Pelaremos los pomelos y la naranja, retirándoles tambien la capa blanca que cubre la piulpa. Con la ayuda de un cuchillo bien afilado, separaremos los gajos con delicadeza y los reservaremos.
Salpimentaremos los solomillos y los doraremos en una sartén con aceite, durante 4 minutos por cada lado. Bajaremos el fuego, lo taparemos dejándolo cocer durante 5 minutos más.
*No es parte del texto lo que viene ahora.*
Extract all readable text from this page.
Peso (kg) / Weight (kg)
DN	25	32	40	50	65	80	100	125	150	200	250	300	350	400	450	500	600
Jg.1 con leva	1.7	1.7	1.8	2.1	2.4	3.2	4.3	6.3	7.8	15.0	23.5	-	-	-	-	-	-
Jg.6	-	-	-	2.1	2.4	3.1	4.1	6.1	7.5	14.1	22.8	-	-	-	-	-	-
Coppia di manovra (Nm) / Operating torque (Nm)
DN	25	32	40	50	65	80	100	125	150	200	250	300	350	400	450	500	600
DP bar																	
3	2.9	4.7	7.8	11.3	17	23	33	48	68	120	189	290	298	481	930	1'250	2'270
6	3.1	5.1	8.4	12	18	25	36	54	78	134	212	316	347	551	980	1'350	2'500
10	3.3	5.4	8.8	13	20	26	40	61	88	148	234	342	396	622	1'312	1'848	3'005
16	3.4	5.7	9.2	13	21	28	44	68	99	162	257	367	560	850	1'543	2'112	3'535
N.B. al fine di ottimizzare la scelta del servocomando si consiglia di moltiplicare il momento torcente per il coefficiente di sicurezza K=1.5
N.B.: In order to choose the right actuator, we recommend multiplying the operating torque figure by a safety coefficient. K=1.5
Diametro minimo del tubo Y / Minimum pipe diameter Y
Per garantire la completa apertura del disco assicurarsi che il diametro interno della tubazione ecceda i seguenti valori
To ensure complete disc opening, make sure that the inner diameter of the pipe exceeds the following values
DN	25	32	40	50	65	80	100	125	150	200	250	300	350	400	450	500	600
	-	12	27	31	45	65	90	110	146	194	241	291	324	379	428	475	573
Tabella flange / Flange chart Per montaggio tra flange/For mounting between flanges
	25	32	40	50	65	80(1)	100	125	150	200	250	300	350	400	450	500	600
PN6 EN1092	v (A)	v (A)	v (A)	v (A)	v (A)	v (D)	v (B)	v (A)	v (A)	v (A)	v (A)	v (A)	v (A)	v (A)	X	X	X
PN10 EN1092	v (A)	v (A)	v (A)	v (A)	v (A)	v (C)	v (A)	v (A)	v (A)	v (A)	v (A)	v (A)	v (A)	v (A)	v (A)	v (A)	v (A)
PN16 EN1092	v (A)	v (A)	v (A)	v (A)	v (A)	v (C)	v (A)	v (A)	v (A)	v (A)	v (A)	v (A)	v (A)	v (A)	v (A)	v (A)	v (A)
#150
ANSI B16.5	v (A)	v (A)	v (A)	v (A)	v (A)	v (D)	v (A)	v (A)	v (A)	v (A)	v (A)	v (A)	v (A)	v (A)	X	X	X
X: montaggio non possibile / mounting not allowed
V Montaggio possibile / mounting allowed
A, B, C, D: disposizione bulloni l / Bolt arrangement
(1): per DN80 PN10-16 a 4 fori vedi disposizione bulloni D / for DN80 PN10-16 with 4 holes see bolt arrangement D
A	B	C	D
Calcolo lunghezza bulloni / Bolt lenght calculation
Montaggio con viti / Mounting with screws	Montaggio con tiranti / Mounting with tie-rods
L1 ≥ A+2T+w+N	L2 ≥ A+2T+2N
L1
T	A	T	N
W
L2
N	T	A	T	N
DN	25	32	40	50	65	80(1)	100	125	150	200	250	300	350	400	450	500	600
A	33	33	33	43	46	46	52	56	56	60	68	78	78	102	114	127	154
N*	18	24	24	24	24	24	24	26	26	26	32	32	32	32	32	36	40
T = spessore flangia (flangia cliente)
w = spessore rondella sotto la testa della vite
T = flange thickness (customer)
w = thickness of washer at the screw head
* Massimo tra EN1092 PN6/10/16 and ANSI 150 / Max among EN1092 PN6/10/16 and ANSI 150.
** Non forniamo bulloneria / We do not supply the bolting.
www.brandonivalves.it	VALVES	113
Retiraremos los solomillos de la sartén, manteniéndola tapada en un lugar caliente, para que no se nos enfríe.
En la misma sartén, derretiremos la mantequilla añadiendo el vinagre y el zumo de pomelo, del que reservaremos 3 cucharadas. Lo dejaremos hervir durante 1 minuto, le agregaremos la miel y la Maizena diluida en el zumo de pomelo reservado. Incorporaremos los gajos reservados, dejándolos cocer durante 3 minutos más, retirándolo del fuego y salpimentándolo.
Cortaremos el solomillo en rodajas, distribuyéndolas en 4 platos. Incorporaremos los cítricos y su salsa, decorándolo con las frambuesas cortadas por la mitad y un tallo de cebollino abierto por la mitad.